= Metallate =

Metallate or metalate is the name given to any complex anion containing a metal ligated to two or more atoms and/or groups of atoms.

Typically, the metal is one of the transition elements and the ligand is oxygen or another chalcogenide, a cyanide group or a halogen (though others are known).

The chalcogenide metallates are known as oxometallates, thiometallates, selenometallates and tellurometallates; the cyanide metallates are known as cyanometallates; the halogenide metalates are known as halogenometallates.

Oxometallates include permanganate MnO4−, chromate CrO4(2−), vanadate VO3− or VO4(3−) and tungstate WO4(2−).

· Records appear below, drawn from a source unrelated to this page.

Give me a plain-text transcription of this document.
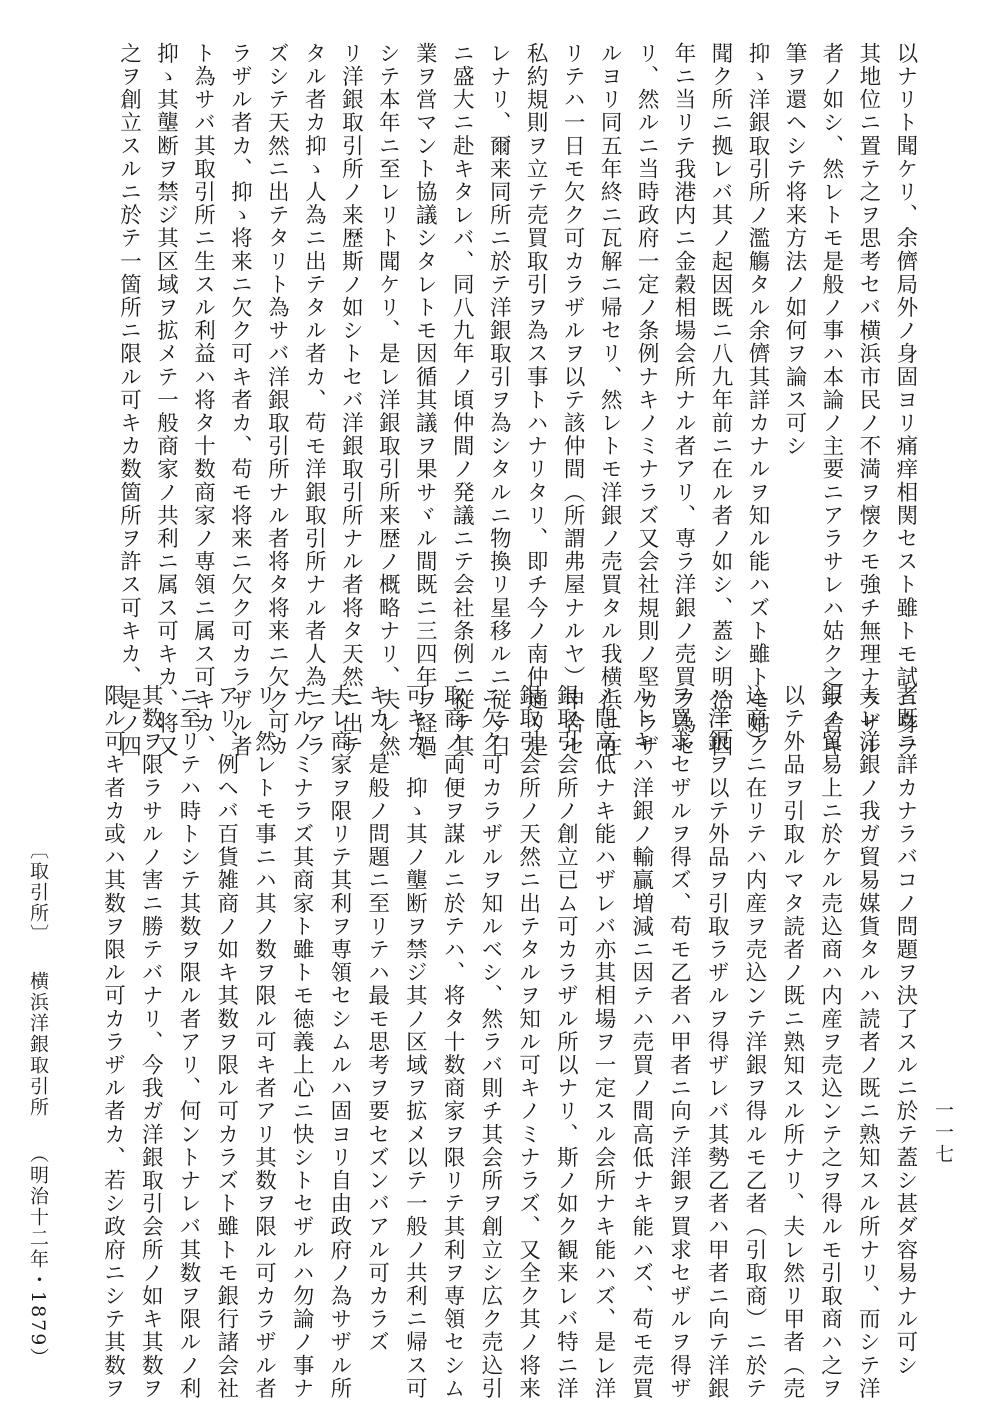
以ナリト聞ケリ、余儕局外ノ身固ヨリ痛痒相関セスト雖トモ試ニ身ヲ
其地位ニ置テ之ヲ思考セバ横浜市民ノ不満ヲ懐クモ強チ無理ナラザル
者ノ如シ、然レトモ是般ノ事ハ本論ノ主要ニアラサレハ姑ク之ヲ舎キ
筆ヲ還ヘシテ将来方法ノ如何ヲ論ス可シ
抑ゝ洋銀取引所ノ濫觴タル余儕其詳カナルヲ知ル能ハズト雖トモ姑ク
聞ク所ニ拠レバ其ノ起因既ニ八九年前ニ在ル者ノ如シ、蓋シ明治三四
年ニ当リテ我港内ニ金穀相場会所ナル者アリ、専ラ洋銀ノ売買ヲ為セ
リ、然ルニ当時政府一定ノ条例ナキノミナラズ又会社規則ノ堅カラザ
ルヨリ同五年終ニ瓦解ニ帰セリ、然レトモ洋銀ノ売買タル我横浜ニ在
リテハ一日モ欠ク可カラザルヲ以テ該仲間（所謂弗屋ナルヤ）申合セ
私約規則ヲ立テ売買取引ヲ為ス事トハナリタリ、即チ今ノ南仲通リ是
レナリ、爾来同所ニ於テ洋銀取引ヲ為シタルニ物換リ星移ルニ従テ日
ニ盛大ニ赴キタレバ、同八九年ノ頃仲間ノ発議ニテ会社条例ニ従テ其
業ヲ営マント協議シタレトモ因循其議ヲ果サヾル間既ニ三四年ヲ経過
シテ本年ニ至レリト聞ケリ、是レ洋銀取引所来歴ノ概略ナリ、夫レ然
リ洋銀取引所ノ来歴斯ノ如シトセバ洋銀取引所ナル者将タ天然ニ出テ
タル者カ抑ゝ人為ニ出テタル者カ、苟モ洋銀取引所ナル者人為ニアラ
ズシテ天然ニ出テタリト為サバ洋銀取引所ナル者将タ将来ニ欠ク可カ
ラザル者カ、抑ゝ将来ニ欠ク可キ者カ、苟モ将来ニ欠ク可カラザル者
ト為サバ其取引所ニ生スル利益ハ将タ十数商家ノ専領ニ属ス可キカ、
抑ゝ其壟断ヲ禁ジ其区域ヲ拡メテ一般商家ノ共利ニ属ス可キカ、将又
之ヲ創立スルニ於テ一箇所ニ限ル可キカ数箇所ヲ許ス可キカ、是ノ四
者既ニ詳カナラバコノ問題ヲ決了スルニ於テ蓋シ甚ダ容易ナル可シ
夫レ洋銀ノ我ガ貿易媒貨タルハ読者ノ既ニ熟知スル所ナリ、而シテ洋
銀ノ貿易上ニ於ケル売込商ハ内産ヲ売込ンテ之ヲ得ルモ引取商ハ之ヲ
以テ外品ヲ引取ルマタ読者ノ既ニ熟知スル所ナリ、夫レ然リ甲者（売
込商）ニ在リテハ内産ヲ売込ンテ洋銀ヲ得ルモ乙者（引取商）ニ於テ
ハ洋銀ヲ以テ外品ヲ引取ラザルヲ得ザレバ其勢乙者ハ甲者ニ向テ洋銀
ヲ買求セザルヲ得ズ、苟モ乙者ハ甲者ニ向テ洋銀ヲ買求セザルヲ得ザ
ルトキハ洋銀ノ輸贏増減ニ因テハ売買ノ間高低ナキ能ハズ、苟モ売買
ノ間高低ナキ能ハザレバ亦其相場ヲ一定スル会所ナキ能ハズ、是レ洋
銀取引会所ノ創立已ム可カラザル所以ナリ、斯ノ如ク観来レバ特ニ洋
銀取引会所ノ天然ニ出テタルヲ知ル可キノミナラズ、又全ク其ノ将来
ニ欠ク可カラザルヲ知ルベシ、然ラバ則チ其会所ヲ創立シ広ク売込引
取商ノ両便ヲ謀ルニ於テハ、将タ十数商家ヲ限リテ其利ヲ専領セシム
可キカ、抑ゝ其ノ壟断ヲ禁ジ其ノ区域ヲ拡メ以テ一般ノ共利ニ帰ス可
キカ、是般ノ問題ニ至リテハ最モ思考ヲ要セズンバアル可カラズ
夫レ商家ヲ限リテ其利ヲ専領セシムルハ固ヨリ自由政府ノ為サザル所
ナルノミナラズ其商家ト雖トモ徳義上心ニ快シトセザルハ勿論ノ事ナ
リ、然レトモ事ニハ其ノ数ヲ限ル可キ者アリ其数ヲ限ル可カラザル者
アリ、例ヘバ百貨雑商ノ如キ其数ヲ限ル可カラズト雖トモ銀行諸会社
ニ至リテハ時トシテ其数ヲ限ル者アリ、何ントナレバ其数ヲ限ルノ利
其数ヲ限ラサルノ害ニ勝テバナリ、今我ガ洋銀取引会所ノ如キ其数ヲ
限ル可キ者カ或ハ其数ヲ限ル可カラザル者カ、若シ政府ニシテ其数ヲ	一一七
〔取引所〕横浜洋銀取引所（明治十二年・1879）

Thiometallates include tetrathiovanadate VS4(3−), tetrathiomolybdate MoS4(2−), tetrathiotungstate WS4(2−)and similar ions.

Cyanometallates include ferricyanide [Fe(CN)6](3−), ferrocyanide [Fe(CN)6](4−) and dicyanoargentate(I) [Ag(CN)2]−.

Halogenometallates include tetrachloroaluminate [AlCl4]−, tetrachloronickelate(II) [NiCl4](2−) and hexafluoroplatinate(V) [PtCl6]−.

Others include tetranitratoaluminate [Al(NO3)4]− and tetrahydroxozincate [Zn(OH)4](2−).

Metallate is also used as a verb by bioinorganic chemistry to describe the act of adding metal atoms or ions to a site (synthetic ligand or protein).